There are tombs in the crypt, but this sculpture is about life.  Like all life, born of water, seeping from ocean ancestors, the sculpture reminded me of Venus rising from the sea atop another wet cup.  And the dark fecundity of the space was womb-like, another wet source of life.

To find such a contemporary sculpture in a church is profound.  Sound II is not explicitly religious art, an icon of a saint or deity.  But it evokes birth and baptism.
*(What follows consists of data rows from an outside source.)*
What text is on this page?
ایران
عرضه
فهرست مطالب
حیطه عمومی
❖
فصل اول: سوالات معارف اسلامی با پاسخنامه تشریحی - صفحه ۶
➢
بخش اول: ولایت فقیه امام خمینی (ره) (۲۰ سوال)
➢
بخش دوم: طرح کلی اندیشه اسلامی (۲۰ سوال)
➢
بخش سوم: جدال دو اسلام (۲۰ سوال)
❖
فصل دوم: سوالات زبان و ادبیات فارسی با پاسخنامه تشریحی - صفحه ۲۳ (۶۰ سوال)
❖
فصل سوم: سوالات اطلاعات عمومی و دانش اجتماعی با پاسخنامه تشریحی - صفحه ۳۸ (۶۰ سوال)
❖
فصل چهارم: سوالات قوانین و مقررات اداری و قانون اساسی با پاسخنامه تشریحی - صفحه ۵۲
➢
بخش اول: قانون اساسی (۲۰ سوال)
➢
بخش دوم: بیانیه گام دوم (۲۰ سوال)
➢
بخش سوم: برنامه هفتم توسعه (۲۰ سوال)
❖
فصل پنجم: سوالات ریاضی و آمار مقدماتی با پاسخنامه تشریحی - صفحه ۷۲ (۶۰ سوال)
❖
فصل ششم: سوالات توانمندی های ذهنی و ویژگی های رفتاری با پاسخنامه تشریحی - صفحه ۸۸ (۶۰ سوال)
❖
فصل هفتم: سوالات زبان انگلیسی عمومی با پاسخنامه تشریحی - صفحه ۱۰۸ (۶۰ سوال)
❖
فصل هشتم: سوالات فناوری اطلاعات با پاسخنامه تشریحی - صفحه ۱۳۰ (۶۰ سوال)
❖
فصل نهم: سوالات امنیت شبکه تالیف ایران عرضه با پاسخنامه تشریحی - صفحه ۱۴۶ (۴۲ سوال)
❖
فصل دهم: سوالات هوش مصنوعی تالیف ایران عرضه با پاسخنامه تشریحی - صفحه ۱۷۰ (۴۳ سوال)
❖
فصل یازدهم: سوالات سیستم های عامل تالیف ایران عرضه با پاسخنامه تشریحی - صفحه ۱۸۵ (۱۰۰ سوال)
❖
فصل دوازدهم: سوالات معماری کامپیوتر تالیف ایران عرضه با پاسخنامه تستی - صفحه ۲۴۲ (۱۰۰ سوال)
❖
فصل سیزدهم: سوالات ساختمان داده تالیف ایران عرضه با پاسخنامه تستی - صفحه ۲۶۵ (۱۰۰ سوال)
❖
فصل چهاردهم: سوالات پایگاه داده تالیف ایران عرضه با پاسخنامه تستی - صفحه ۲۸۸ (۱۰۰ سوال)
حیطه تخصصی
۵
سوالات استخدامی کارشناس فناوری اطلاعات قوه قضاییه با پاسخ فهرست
And life.

Church Dreams

A soaring Gothic cathedral draws the eye – and the heart – upward. “Glory to God” is usually spoken (or sung!) looking up, not down.

But I am most moved when I go down, down into a cathedral’s crypt, the deep space below nave and choir.  Often a remnant and reminder of an earlier church, and certainly essential in holding up the massive uplift above, the crypt (literally “hidden”) carries more meaning than just its function or its interesting early chapter in the building’s history. 

Some years ago when I started meditating regularly, a picture came to me that helped me turn off my monkey brain for that simple 20 minutes.  I don’t think I intentionally chose the image -  (“I will now focus on this!”) - it just seemed to arrive.  It was a door in the wall of an old church nave, and I knew that the door led down to the crypt.  I could vaguely place it, either Bourges or Winchester, it almost didn’t matter.  I would soon be going down into dark and mystery, the hidden and forgotten, the foundation, the dank wet smell of old stone, the residue of memories of masons and monks.  But for now, I stand at the door.

I’m rereading French philosopher Gaston Bachelard’s The Poetics of Space.  Drawing on Jungian study of dreams and memories, he suggests we pay attention to our day and night dreams about houses we have lived in, which he calls “topoanalysis.” He writes, “The chief benefit of a house is that it shelters daydreaming, the house protects the dreamer, the house allows one to dream in peace.” “The unconscious is housed…Our house is our first universe.”

He writes about how we should take seriously our dreams of walking through the rooms of our childhood, and suggests we are more at ease with our dreams and memories of attics, and more wary of going down into the cellar. Like Jung, he says that dreams of water and of cellars are deep dreams of the unconscious. 

Bachelard writes, “The cellar dreamer knows that the walls of the cellar are buried walls, walls that have the entire earth behind them.” 

That sounded like a crypt to me, that cellar imagery.  We can take his imagery of house dreams and applying it to churches.  For medieval worshippers, at places like Bourges or Winchester, the massive cathedral might have seemed like a universe, limitless sky above, mysterious darkness below.

It’s the same for me, there’s something about those old churches that seems like a universe.  As I dream or meditate, I stand at the door to the crypt.  And I’m headed down.